Hungarian has final ty [tʲ], but as far as I know, it does not have final -sty [ʃtʲ]. Is that why Hungarian Bukarest [bukɒreʃt] ends in [t]?

Irish Búcairist [buːkəɾʲɪʃtʲ] mixes an un-Romanian a with a final cluster that looks like an attempt to mimic the Romanian original. (A hypothetical English-based name would be *Bucairiost [bʊkəɾʲɪst]. I think the vowel of the final syllable is [ɪ] because unstressed [ɛ] is not possible if I understand this article correctly.)
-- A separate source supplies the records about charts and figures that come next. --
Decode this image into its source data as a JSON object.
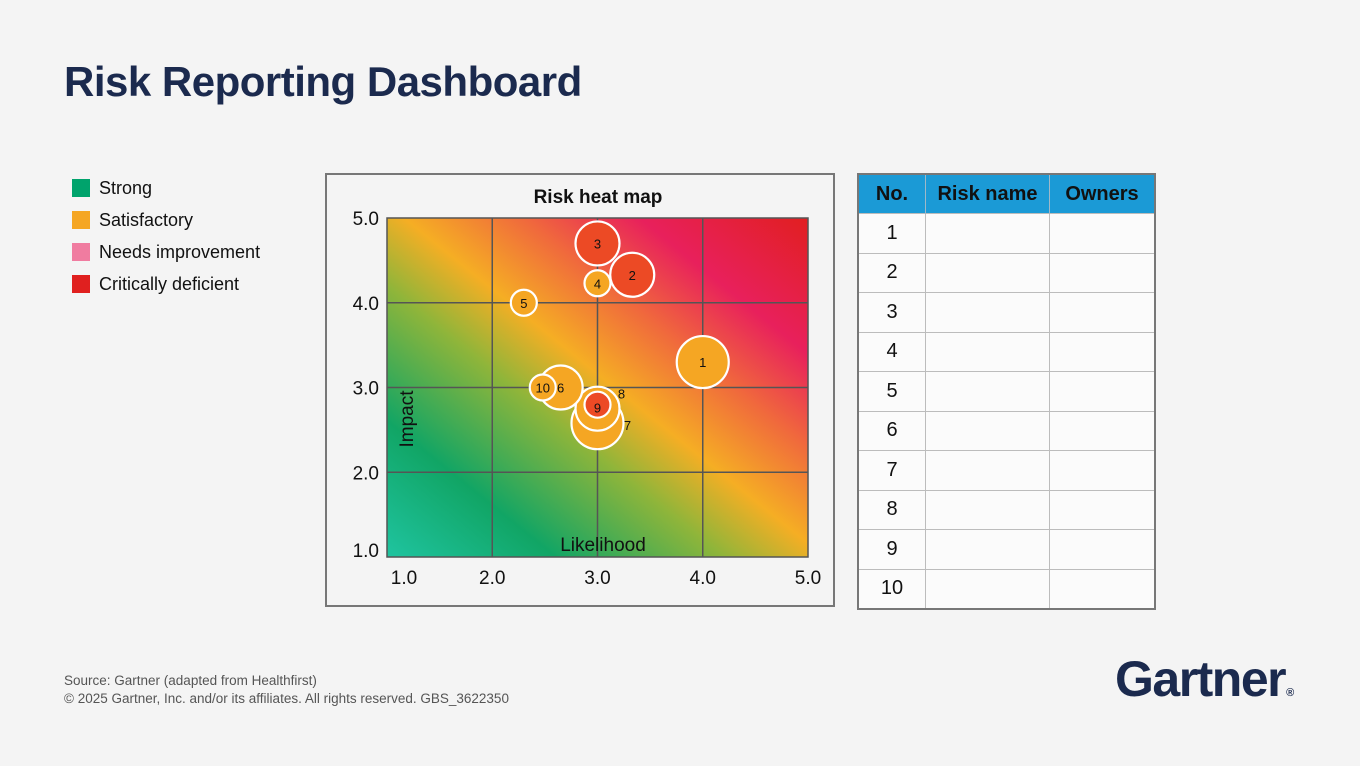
{
  "title": "Risk Reporting Dashboard",
  "legend": [
    {
      "label": "Strong",
      "color": "#00a36c"
    },
    {
      "label": "Satisfactory",
      "color": "#f5a623"
    },
    {
      "label": "Needs improvement",
      "color": "#f07ca0"
    },
    {
      "label": "Critically deficient",
      "color": "#e0201f"
    }
  ],
  "chart_data": {
    "type": "scatter",
    "title": "Risk heat map",
    "xlabel": "Likelihood",
    "ylabel": "Impact",
    "xlim": [
      1.0,
      5.0
    ],
    "ylim": [
      1.0,
      5.0
    ],
    "x_ticks": [
      "1.0",
      "2.0",
      "3.0",
      "4.0",
      "5.0"
    ],
    "y_ticks": [
      "1.0",
      "2.0",
      "3.0",
      "4.0",
      "5.0"
    ],
    "grid": true,
    "points": [
      {
        "label": "1",
        "x": 4.0,
        "y": 3.3,
        "size": "large",
        "status": "satisfactory"
      },
      {
        "label": "2",
        "x": 3.33,
        "y": 4.33,
        "size": "medium",
        "status": "critical"
      },
      {
        "label": "3",
        "x": 3.0,
        "y": 4.7,
        "size": "medium",
        "status": "critical"
      },
      {
        "label": "4",
        "x": 3.0,
        "y": 4.23,
        "size": "small",
        "status": "satisfactory"
      },
      {
        "label": "5",
        "x": 2.3,
        "y": 4.0,
        "size": "small",
        "status": "satisfactory"
      },
      {
        "label": "6",
        "x": 2.65,
        "y": 3.0,
        "size": "medium",
        "status": "satisfactory"
      },
      {
        "label": "7",
        "x": 3.0,
        "y": 2.65,
        "size": "large",
        "status": "satisfactory"
      },
      {
        "label": "8",
        "x": 3.0,
        "y": 2.75,
        "size": "medium",
        "status": "satisfactory"
      },
      {
        "label": "9",
        "x": 3.0,
        "y": 2.75,
        "size": "small",
        "status": "critical"
      },
      {
        "label": "10",
        "x": 2.48,
        "y": 3.0,
        "size": "small",
        "status": "satisfactory"
      }
    ]
  },
  "table": {
    "headers": [
      "No.",
      "Risk name",
      "Owners"
    ],
    "rows": [
      {
        "no": "1",
        "name": "",
        "owner": ""
      },
      {
        "no": "2",
        "name": "",
        "owner": ""
      },
      {
        "no": "3",
        "name": "",
        "owner": ""
      },
      {
        "no": "4",
        "name": "",
        "owner": ""
      },
      {
        "no": "5",
        "name": "",
        "owner": ""
      },
      {
        "no": "6",
        "name": "",
        "owner": ""
      },
      {
        "no": "7",
        "name": "",
        "owner": ""
      },
      {
        "no": "8",
        "name": "",
        "owner": ""
      },
      {
        "no": "9",
        "name": "",
        "owner": ""
      },
      {
        "no": "10",
        "name": "",
        "owner": ""
      }
    ]
  },
  "footer": {
    "source": "Source: Gartner (adapted from Healthfirst)",
    "copyright": "© 2025 Gartner, Inc. and/or its affiliates. All rights reserved. GBS_3622350"
  },
  "logo": {
    "text": "Gartner",
    "mark": "®"
  },
  "colors": {
    "title": "#1b2a4e",
    "table_header": "#1b9ad6",
    "bubble_orange": "#f5a623",
    "bubble_red": "#ec4a25"
  }
}
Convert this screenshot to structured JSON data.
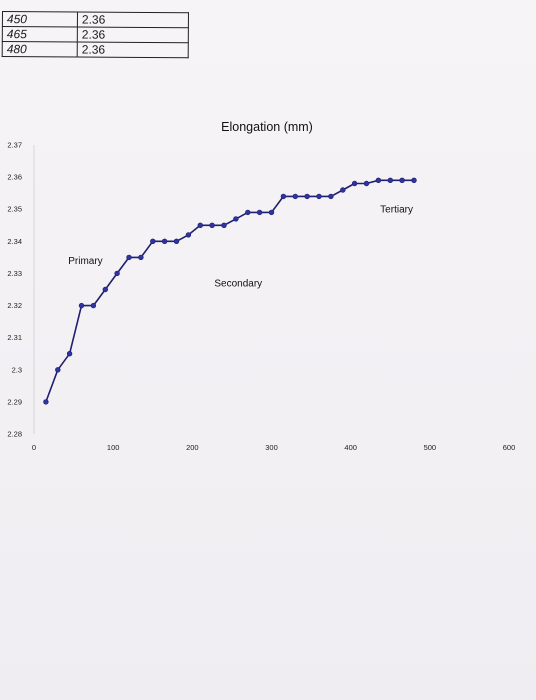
{
  "table": {
    "rows": [
      {
        "x": "450",
        "y": "2.36"
      },
      {
        "x": "465",
        "y": "2.36"
      },
      {
        "x": "480",
        "y": "2.36"
      }
    ]
  },
  "chart_data": {
    "type": "line",
    "title": "Elongation (mm)",
    "xlabel": "",
    "ylabel": "",
    "xlim": [
      0,
      600
    ],
    "ylim": [
      2.28,
      2.37
    ],
    "x_ticks": [
      "0",
      "100",
      "200",
      "300",
      "400",
      "500",
      "600"
    ],
    "y_ticks": [
      "2.37",
      "2.36",
      "2.35",
      "2.34",
      "2.33",
      "2.32",
      "2.31",
      "2.3",
      "2.29",
      "2.28"
    ],
    "grid": false,
    "legend": "none",
    "line_color": "#1f1f6e",
    "marker_color": "#2e35a0",
    "series": [
      {
        "x": [
          15,
          30,
          45,
          60,
          75,
          90,
          105,
          120,
          135,
          150,
          165,
          180,
          195,
          210,
          225,
          240,
          255,
          270,
          285,
          300,
          315,
          330,
          345,
          360,
          375,
          390,
          405,
          420,
          435,
          450,
          465,
          480
        ],
        "y": [
          2.29,
          2.3,
          2.305,
          2.32,
          2.32,
          2.325,
          2.33,
          2.335,
          2.335,
          2.34,
          2.34,
          2.34,
          2.342,
          2.345,
          2.345,
          2.345,
          2.347,
          2.349,
          2.349,
          2.349,
          2.354,
          2.354,
          2.354,
          2.354,
          2.354,
          2.356,
          2.358,
          2.358,
          2.359,
          2.359,
          2.359,
          2.359
        ]
      }
    ],
    "annotations": [
      {
        "text": "Primary",
        "x": 65,
        "y": 2.333
      },
      {
        "text": "Secondary",
        "x": 258,
        "y": 2.326
      },
      {
        "text": "Tertiary",
        "x": 458,
        "y": 2.349
      }
    ]
  }
}
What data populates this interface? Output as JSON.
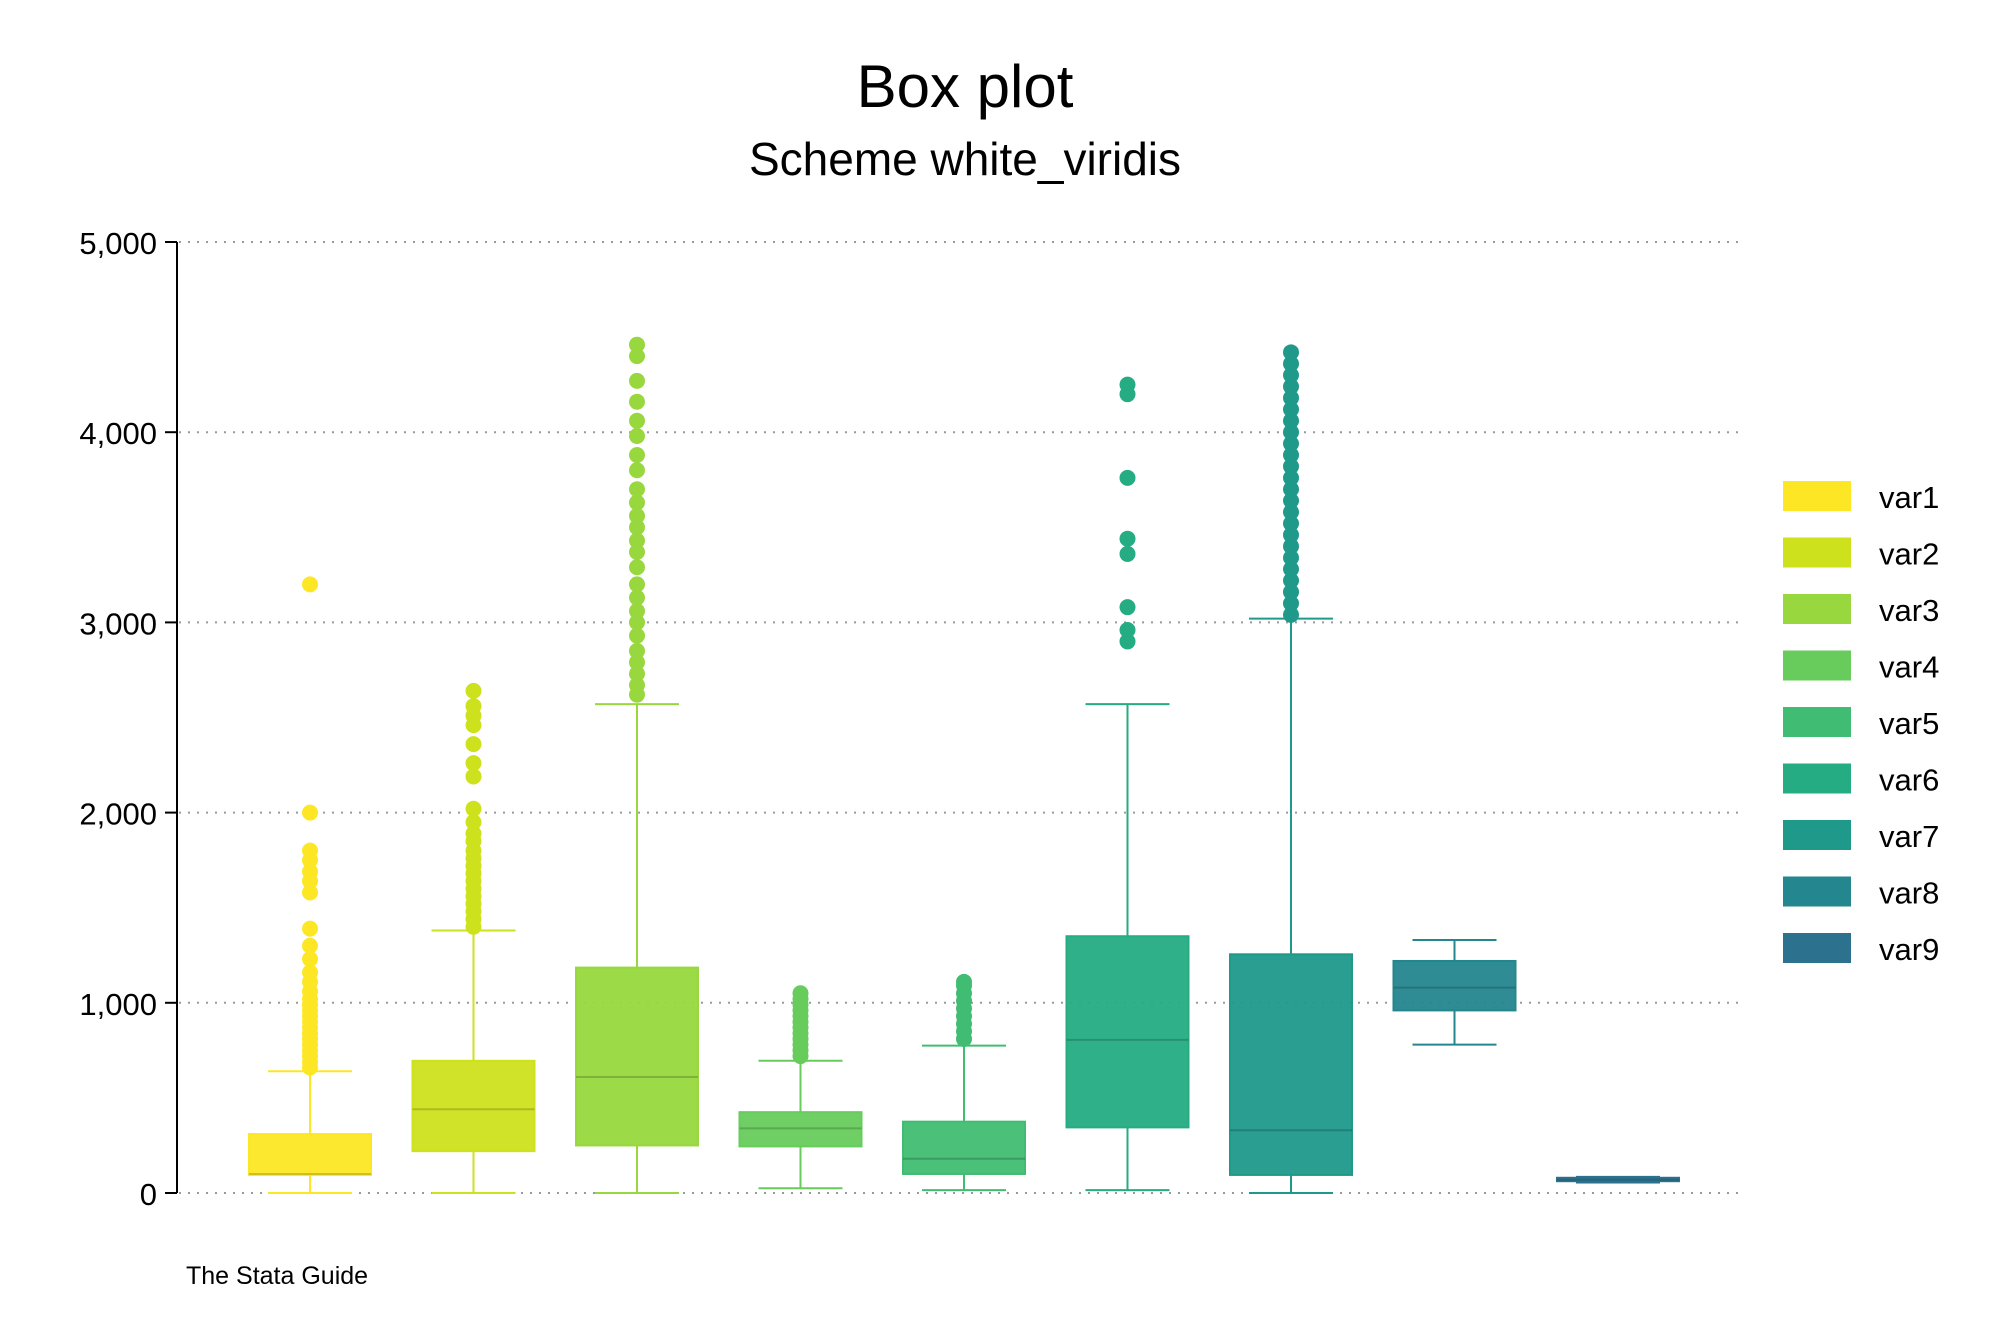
{
  "chart_data": {
    "type": "box",
    "title": "Box plot",
    "subtitle": "Scheme white_viridis",
    "caption": "The Stata Guide",
    "xlabel": "",
    "ylabel": "",
    "ylim": [
      0,
      5000
    ],
    "yticks": [
      0,
      1000,
      2000,
      3000,
      4000,
      5000
    ],
    "ytick_labels": [
      "0",
      "1,000",
      "2,000",
      "3,000",
      "4,000",
      "5,000"
    ],
    "grid": "horizontal dotted",
    "legend_position": "right",
    "series": [
      {
        "name": "var1",
        "color": "#fde725",
        "whisker_low": 0,
        "q1": 95,
        "median": 100,
        "q3": 310,
        "whisker_high": 640,
        "outliers": [
          660,
          690,
          720,
          750,
          780,
          810,
          840,
          870,
          900,
          930,
          960,
          990,
          1020,
          1060,
          1110,
          1160,
          1230,
          1300,
          1390,
          1580,
          1640,
          1690,
          1750,
          1800,
          2000,
          3200
        ]
      },
      {
        "name": "var2",
        "color": "#cde11d",
        "whisker_low": 0,
        "q1": 220,
        "median": 440,
        "q3": 695,
        "whisker_high": 1380,
        "outliers": [
          1400,
          1440,
          1480,
          1520,
          1560,
          1600,
          1640,
          1680,
          1720,
          1760,
          1800,
          1850,
          1890,
          1950,
          2020,
          2190,
          2260,
          2360,
          2460,
          2510,
          2560,
          2640
        ]
      },
      {
        "name": "var3",
        "color": "#98d83e",
        "whisker_low": 0,
        "q1": 250,
        "median": 610,
        "q3": 1185,
        "whisker_high": 2570,
        "outliers": [
          2620,
          2670,
          2730,
          2790,
          2850,
          2930,
          3000,
          3060,
          3130,
          3200,
          3290,
          3370,
          3430,
          3500,
          3560,
          3630,
          3700,
          3800,
          3880,
          3980,
          4060,
          4160,
          4270,
          4400,
          4460
        ]
      },
      {
        "name": "var4",
        "color": "#67cc5c",
        "whisker_low": 25,
        "q1": 245,
        "median": 340,
        "q3": 425,
        "whisker_high": 695,
        "outliers": [
          720,
          750,
          780,
          810,
          840,
          870,
          900,
          930,
          960,
          990,
          1020,
          1050
        ]
      },
      {
        "name": "var5",
        "color": "#40bd72",
        "whisker_low": 15,
        "q1": 100,
        "median": 180,
        "q3": 375,
        "whisker_high": 775,
        "outliers": [
          810,
          850,
          890,
          930,
          970,
          1010,
          1050,
          1090,
          1110
        ]
      },
      {
        "name": "var6",
        "color": "#25ac82",
        "whisker_low": 15,
        "q1": 345,
        "median": 805,
        "q3": 1350,
        "whisker_high": 2570,
        "outliers": [
          2900,
          2960,
          3080,
          3360,
          3440,
          3760,
          4200,
          4250
        ]
      },
      {
        "name": "var7",
        "color": "#1f998a",
        "whisker_low": 0,
        "q1": 95,
        "median": 330,
        "q3": 1255,
        "whisker_high": 3020,
        "outliers": [
          3040,
          3100,
          3160,
          3220,
          3280,
          3340,
          3400,
          3460,
          3520,
          3580,
          3640,
          3700,
          3760,
          3820,
          3880,
          3940,
          4000,
          4060,
          4120,
          4180,
          4240,
          4300,
          4360,
          4420
        ]
      },
      {
        "name": "var8",
        "color": "#24868e",
        "whisker_low": 780,
        "q1": 960,
        "median": 1080,
        "q3": 1220,
        "whisker_high": 1330,
        "outliers": []
      },
      {
        "name": "var9",
        "color": "#2c728e",
        "whisker_low": 55,
        "q1": 62,
        "median": 70,
        "q3": 80,
        "whisker_high": 85,
        "outliers": []
      }
    ]
  }
}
6. Why do these names have non-i vowels in their final syllables?

Romansh Bucaresta

Slovene Bukarešta

Lithuanian Bukareštas (with masculine nominative singular -s)

Portuguese Bucareste

Latvian Bukareste

Final -o in Japanese ブカレスト Bukaresuto indicates borrowing from a source with final -t.

I wonder if Korean once had an earlier Japanese-like borrowing that was replaced by 부쿠레슈티 Pukhureshuthi [pukʰureɕutʰi] which seems to be a straightforward transliteration of București.